Monday, December 4, 2017

November's Best List


November was a busy month, but somehow I managed to sneak in six full-length novels, almost all of which I will recommend to someone. There's a lot to talk about, so I'm going to get right into it.

1. Nevermoor: The Trials of Morrigan Crow by Jessica Townsend
Nearly eleven, Morrigan Crow has spent her entire life believing that she is cursed and will die on her next birthday. Except when that day comes, an odd stranger appears and steals her away to Nevermoor, a city that has hidden itself from her world. Once there, she must complete a set of tests in order to secure a spot for herself within the Wundrous Society, an organization of people with a diverse set of special abilities. While this is marketed for the younger set, this novel will appeal to anyone who wants a magical world. For now, it isn't very dark, but Harry Potter was also only eleven when his series began. I hope to read more about Morrigan Crow in the future.

2. Bonfire by Krysten Ritter
Why yes, this is the debut novel by the star of Jessica Jones. That really doesn't matter, except for the fact that I read the entire story in Ritter's voice. It's not a bad way to read it, either. Abby, now and environmental lawyer, returns to her hometown to figure out if the biggest corporation in the area is polluting the water supply. As she digs up information, she begins to wonder if the current problems connect back to her high school years when a fellow student disappeared. With so much of the town tied up in the plastic corporation, threats and violence against Abby and her team increase as Abby gets closer to proving that there's something sinister going on. It's a good mystery with several pieces that Ritter manages to tie together well.

3. You Bring the Distant Near by Mitali Perkins
I love a good family saga. This story follows three generations of Das women, beginning with Ranee, a Bengali woman who has followed her husband from India to Ghana to the UK and finally to America in the 1970s. She is a traditional matriarch, doubly so when her husband dies. Her daughters, Sonia and Tara, are not quite so traditional. Sonia even shaves her head as part of her father's funeral rites, a role that should go to the closest male relative; as one of four daughters, I understand that sometimes rules just won't work. With another generation, the line between upholding tradition and modernizing gets more complicated, even making the now-grandmother Ranee question her place and her values. While I didn't love the time jumps (but how else do you get three generations in a reasonably detailed, one-shot novel?), I loved the characters and their stories. I think we all have to find our place in this world, whether by holding onto things from our past or letting go of them.

4. Odd & True by Cat Winters
This felt like historical Supernatural, but starring two sisters. Once upon a time, Odd & True's (Odette and Trudence's) mother, along with her brother and sister, were monster hunters. Now Tru is left with her aunt while Od has disappeared. When Od suddenly reappears at the window on Tru's 15th birthday, the girls set out to hunt their own monster, the Jersey Devil, and find their mother. The novel is told by both girls, but through Od's past diary entries and Tru's present-day ones. As more facts come to light, the story takes on an interesting degree of unreliability as readers must discern what is just odd and what is true about this family.

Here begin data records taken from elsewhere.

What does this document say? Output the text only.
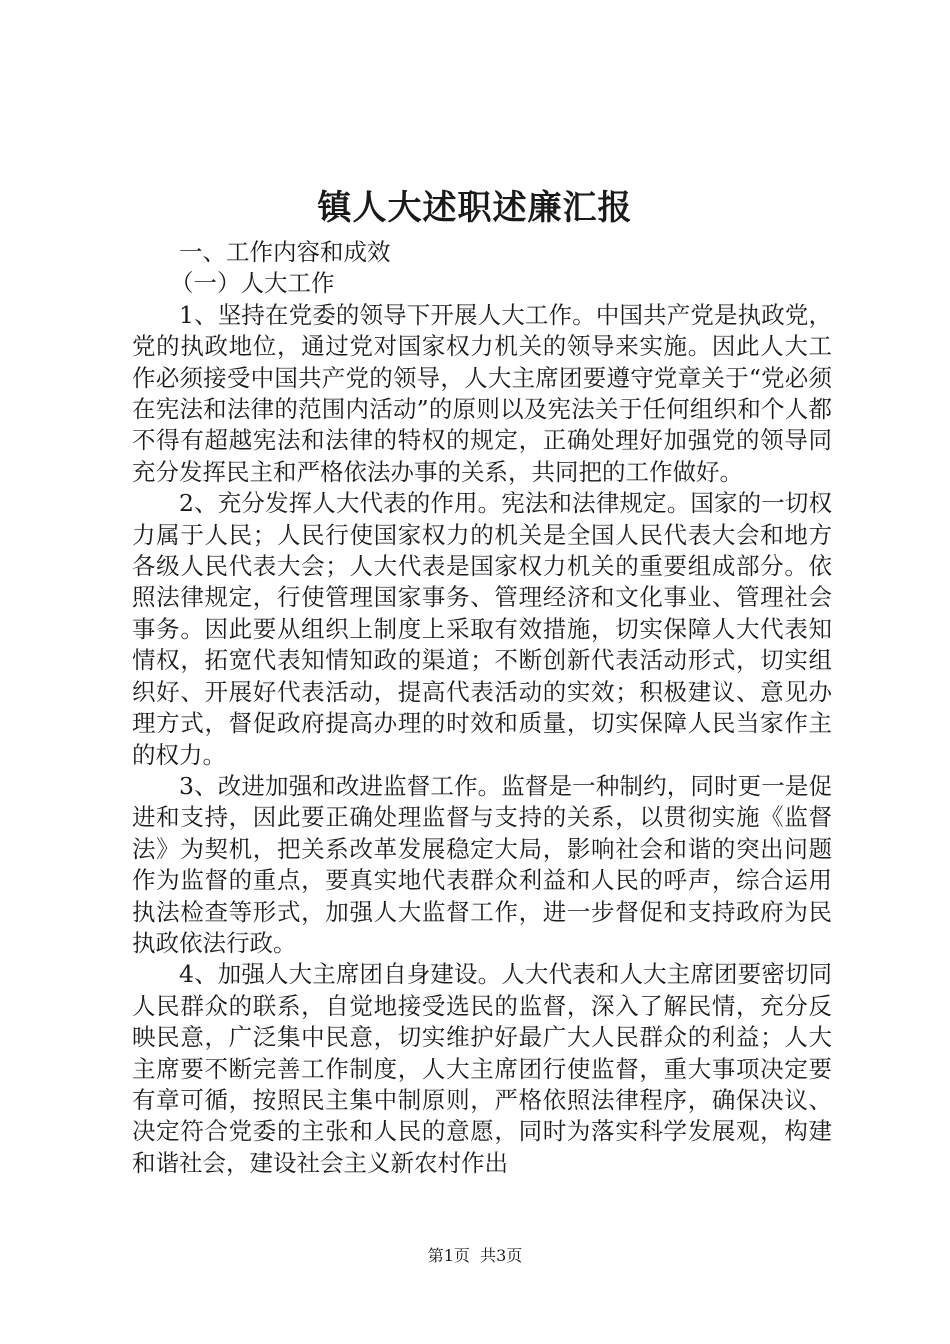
镇人大述职述廉汇报

一、工作内容和成效

（一）人大工作

1、坚持在党委的领导下开展人大工作。中国共产党是执政党，党的执政地位，通过党对国家权力机关的领导来实施。因此人大工作必须接受中国共产党的领导，人大主席团要遵守党章关于“党必须在宪法和法律的范围内活动”的原则以及宪法关于任何组织和个人都不得有超越宪法和法律的特权的规定，正确处理好加强党的领导同充分发挥民主和严格依法办事的关系，共同把的工作做好。

2、充分发挥人大代表的作用。宪法和法律规定。国家的一切权力属于人民；人民行使国家权力的机关是全国人民代表大会和地方各级人民代表大会；人大代表是国家权力机关的重要组成部分。依照法律规定，行使管理国家事务、管理经济和文化事业、管理社会事务。因此要从组织上制度上采取有效措施，切实保障人大代表知情权，拓宽代表知情知政的渠道；不断创新代表活动形式，切实组织好、开展好代表活动，提高代表活动的实效；积极建议、意见办理方式，督促政府提高办理的时效和质量，切实保障人民当家作主的权力。

3、改进加强和改进监督工作。监督是一种制约，同时更一是促进和支持，因此要正确处理监督与支持的关系，以贯彻实施《监督法》为契机，把关系改革发展稳定大局，影响社会和谐的突出问题作为监督的重点，要真实地代表群众利益和人民的呼声，综合运用执法检查等形式，加强人大监督工作，进一步督促和支持政府为民执政依法行政。

4、加强人大主席团自身建设。人大代表和人大主席团要密切同人民群众的联系，自觉地接受选民的监督，深入了解民情，充分反映民意，广泛集中民意，切实维护好最广大人民群众的利益；人大主席要不断完善工作制度，人大主席团行使监督，重大事项决定要有章可循，按照民主集中制原则，严格依照法律程序，确保决议、决定符合党委的主张和人民的意愿，同时为落实科学发展观，构建和谐社会，建设社会主义新农村作出

第1页 共3页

5. Erotic Stories for Punjabi Widows by Balli Kaur Jaswal
There are so many pieces to this story. A very modern Indian woman is hanging her sister's profile on the marriage board at the Sikh temple when she sees an advertisement for a writing instructor. She could use the money, so she applies, expecting to subvert conservative ideals. What she gets is a group of widows who can't read or write, but have so many very naughty stories to tell. However, there's a group of angry young men in the community who, if they heard about these erotic stories, would violently shut down the group. The Brothers, as they call themselves, might even have something to do with the murder of another modern young Indian woman whose mother organized the writing classes. Heads up, this story is very light in places, but then very grim as well. It's disconcerting at first, but as the story comes together it makes sense. Come for the silliness of widows writing smut, but stay for the strong female characters.

6. The Complete Sookie Stackhouse Stories by Charlaine Harris
I have read all of the Sookie Stackhouse novels at least twice, despite my general avoidance of rereading things. That said, I have never read the short stories and it has been a few years since the last novel. That doesn't really matter though. Harris managed to introduce each story well enough for me to remember the characters and tells readers where the story fit into the timeline. It was incredibly easy to fall back into this world, plus one of the stories really helps explain how Sookie ended up with a certain character in the final book. If you're a fan of the books, this is a nice addition to your collection.